Les différentes banques européennes ont fait preuve d’optimisme face à la normalisation annoncée de la politique monétaire de la Banque Centrale Européenne. Ils s’attendent à un rebond de leurs revenus, mais la hausse des taux n’est pas sans risque dans un contexte de ralentissement économique.
Deux hausses de taux successives
Nous sommes encore à quelques semaines du retour sur terre. Plus d’une décennie après la dernière hausse des taux, la Banque centrale européenne (BCE) a confirmé jeudi son intention de relever les taux d’intérêt en juillet. C’est une bonne nouvelle pour le secteur bancaire qui voit avec voracité se profiler la fin de l’ère des taux d’intérêt nuls voire négatifs.
“Un monde avec des taux d’intérêt légèrement plus élevés que la normale est clairement meilleur pour les banques à long terme”, a souligné mercredi Frédéric Oudéa, directeur général de la Société Générale, lors d’une conférence des investisseurs de Goldman Sachs.
“Une inflation élevée est un défi majeur pour nous tous.” Les premiers mots de Christine Lagarde lors d’une conférence de presse jeudi 9 juin ont marqué un profond changement de ton.
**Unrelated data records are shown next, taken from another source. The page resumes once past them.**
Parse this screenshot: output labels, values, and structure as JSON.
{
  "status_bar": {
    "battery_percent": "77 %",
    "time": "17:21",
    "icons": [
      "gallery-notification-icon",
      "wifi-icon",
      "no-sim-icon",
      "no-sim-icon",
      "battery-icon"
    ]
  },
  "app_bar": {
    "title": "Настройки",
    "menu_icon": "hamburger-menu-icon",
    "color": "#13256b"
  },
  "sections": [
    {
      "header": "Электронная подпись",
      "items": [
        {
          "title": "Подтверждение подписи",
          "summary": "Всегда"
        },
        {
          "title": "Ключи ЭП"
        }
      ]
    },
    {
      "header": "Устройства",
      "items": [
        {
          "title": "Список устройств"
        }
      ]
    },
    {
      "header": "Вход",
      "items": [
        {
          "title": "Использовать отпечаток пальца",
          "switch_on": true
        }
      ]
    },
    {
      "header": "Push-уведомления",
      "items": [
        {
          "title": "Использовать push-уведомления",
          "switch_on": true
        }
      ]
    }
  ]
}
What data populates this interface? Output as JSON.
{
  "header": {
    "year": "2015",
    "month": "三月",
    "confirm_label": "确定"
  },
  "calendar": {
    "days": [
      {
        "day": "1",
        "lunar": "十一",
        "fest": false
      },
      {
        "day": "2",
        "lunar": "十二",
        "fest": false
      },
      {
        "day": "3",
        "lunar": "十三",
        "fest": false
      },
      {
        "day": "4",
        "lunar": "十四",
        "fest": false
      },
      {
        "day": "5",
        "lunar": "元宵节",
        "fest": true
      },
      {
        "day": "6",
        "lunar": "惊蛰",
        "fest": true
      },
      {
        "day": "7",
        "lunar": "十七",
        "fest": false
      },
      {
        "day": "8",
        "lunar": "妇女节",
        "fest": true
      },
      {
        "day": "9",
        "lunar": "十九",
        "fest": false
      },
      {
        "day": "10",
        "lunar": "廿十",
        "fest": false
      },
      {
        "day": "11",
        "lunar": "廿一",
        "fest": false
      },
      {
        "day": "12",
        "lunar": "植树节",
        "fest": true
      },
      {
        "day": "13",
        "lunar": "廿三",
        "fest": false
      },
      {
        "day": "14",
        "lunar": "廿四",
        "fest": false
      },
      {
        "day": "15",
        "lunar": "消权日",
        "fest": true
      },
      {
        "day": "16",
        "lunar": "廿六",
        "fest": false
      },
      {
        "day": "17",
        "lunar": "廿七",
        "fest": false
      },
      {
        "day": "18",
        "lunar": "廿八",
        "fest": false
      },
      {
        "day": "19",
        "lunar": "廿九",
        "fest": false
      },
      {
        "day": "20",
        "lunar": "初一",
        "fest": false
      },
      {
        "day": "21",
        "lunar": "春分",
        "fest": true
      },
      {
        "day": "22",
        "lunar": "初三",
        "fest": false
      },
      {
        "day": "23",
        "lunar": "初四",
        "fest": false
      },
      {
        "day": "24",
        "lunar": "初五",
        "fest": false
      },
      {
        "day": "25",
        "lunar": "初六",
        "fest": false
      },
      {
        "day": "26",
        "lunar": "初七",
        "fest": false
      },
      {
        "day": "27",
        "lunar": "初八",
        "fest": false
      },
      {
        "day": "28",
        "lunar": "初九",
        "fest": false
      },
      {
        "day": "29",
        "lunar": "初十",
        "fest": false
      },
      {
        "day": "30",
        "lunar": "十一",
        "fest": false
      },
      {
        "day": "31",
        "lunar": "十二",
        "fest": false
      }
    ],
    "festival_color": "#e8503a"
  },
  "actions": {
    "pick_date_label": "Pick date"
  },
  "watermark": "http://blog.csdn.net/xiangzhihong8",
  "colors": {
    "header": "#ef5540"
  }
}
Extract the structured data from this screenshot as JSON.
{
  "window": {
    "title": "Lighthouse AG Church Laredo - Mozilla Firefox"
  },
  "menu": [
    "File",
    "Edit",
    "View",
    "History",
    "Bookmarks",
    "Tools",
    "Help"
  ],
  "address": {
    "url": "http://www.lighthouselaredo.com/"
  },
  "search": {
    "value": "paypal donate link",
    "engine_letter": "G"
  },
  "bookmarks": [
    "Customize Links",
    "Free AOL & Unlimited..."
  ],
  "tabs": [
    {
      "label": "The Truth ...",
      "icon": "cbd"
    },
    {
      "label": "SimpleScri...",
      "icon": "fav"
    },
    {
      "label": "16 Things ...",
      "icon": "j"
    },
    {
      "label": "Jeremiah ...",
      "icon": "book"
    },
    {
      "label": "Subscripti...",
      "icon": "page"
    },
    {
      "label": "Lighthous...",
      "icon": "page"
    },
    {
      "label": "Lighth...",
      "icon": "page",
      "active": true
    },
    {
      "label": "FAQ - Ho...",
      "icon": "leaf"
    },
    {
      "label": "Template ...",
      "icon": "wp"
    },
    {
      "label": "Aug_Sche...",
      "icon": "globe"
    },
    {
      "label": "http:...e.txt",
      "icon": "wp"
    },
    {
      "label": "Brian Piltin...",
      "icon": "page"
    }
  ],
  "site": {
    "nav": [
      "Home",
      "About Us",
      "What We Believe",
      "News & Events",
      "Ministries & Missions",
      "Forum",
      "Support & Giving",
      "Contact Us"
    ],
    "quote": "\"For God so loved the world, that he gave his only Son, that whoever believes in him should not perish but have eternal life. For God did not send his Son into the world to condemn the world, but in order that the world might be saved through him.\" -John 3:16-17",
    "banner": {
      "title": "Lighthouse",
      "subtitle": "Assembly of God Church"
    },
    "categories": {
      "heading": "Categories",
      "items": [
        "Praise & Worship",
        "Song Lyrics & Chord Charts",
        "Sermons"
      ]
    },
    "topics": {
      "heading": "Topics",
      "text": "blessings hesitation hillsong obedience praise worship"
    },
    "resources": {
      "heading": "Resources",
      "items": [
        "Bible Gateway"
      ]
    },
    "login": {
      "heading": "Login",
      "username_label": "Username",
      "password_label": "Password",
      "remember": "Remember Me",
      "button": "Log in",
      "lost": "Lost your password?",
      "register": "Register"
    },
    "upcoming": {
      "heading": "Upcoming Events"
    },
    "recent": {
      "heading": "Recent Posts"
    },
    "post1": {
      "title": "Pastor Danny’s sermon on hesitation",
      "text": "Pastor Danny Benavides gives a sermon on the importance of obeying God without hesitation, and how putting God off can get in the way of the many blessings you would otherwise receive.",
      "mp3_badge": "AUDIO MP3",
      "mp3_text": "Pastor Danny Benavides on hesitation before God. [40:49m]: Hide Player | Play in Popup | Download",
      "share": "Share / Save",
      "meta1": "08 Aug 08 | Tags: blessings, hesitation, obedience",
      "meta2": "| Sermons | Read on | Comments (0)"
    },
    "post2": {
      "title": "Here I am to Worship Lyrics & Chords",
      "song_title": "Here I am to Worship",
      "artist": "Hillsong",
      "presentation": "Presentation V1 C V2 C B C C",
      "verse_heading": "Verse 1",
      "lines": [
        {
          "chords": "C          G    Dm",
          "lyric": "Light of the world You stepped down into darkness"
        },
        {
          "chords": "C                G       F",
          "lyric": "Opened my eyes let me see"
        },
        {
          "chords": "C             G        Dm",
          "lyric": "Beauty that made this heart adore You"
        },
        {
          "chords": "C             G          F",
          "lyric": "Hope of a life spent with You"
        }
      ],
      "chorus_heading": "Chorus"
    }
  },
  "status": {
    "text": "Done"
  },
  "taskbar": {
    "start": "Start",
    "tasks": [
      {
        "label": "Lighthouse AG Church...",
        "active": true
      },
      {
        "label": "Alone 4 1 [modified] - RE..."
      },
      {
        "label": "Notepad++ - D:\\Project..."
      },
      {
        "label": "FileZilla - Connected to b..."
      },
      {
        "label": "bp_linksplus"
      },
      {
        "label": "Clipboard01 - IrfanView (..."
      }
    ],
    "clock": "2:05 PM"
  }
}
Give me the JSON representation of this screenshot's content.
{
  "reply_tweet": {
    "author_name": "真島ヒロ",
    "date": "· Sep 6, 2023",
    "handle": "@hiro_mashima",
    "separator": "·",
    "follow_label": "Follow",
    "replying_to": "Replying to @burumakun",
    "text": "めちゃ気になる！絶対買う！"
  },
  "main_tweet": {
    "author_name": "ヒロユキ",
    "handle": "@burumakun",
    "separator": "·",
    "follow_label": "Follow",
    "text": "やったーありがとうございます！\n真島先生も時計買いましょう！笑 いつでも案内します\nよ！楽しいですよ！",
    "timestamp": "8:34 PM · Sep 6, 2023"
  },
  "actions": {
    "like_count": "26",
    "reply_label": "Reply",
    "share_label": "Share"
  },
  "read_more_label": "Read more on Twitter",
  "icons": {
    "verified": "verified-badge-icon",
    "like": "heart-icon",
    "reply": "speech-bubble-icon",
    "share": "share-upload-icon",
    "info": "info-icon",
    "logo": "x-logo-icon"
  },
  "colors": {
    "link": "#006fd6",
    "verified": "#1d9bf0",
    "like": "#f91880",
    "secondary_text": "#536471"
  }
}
La flambée des prix est désormais forte dans toute la zone euro et la Banque centrale européenne (BCE) entend tout mettre en œuvre pour la contenir. “L’inflation est trop élevée et nous devons la faire baisser”, a ajouté son président.
En conséquence, la BCE s’est engagée à relever son taux directeur (taux de dépôt à -0,5%) à deux reprises d’ici septembre. Les premiers 0,25 points seront ajoutés lors de la réunion du 21 juillet. La deuxième hausse des taux, dont l’ampleur reste à déterminer (0,25 ou 0,5 en principe), aura lieu en septembre. La zone euro sortira donc ce jour-là de l’ère des taux d’intérêt négatifs.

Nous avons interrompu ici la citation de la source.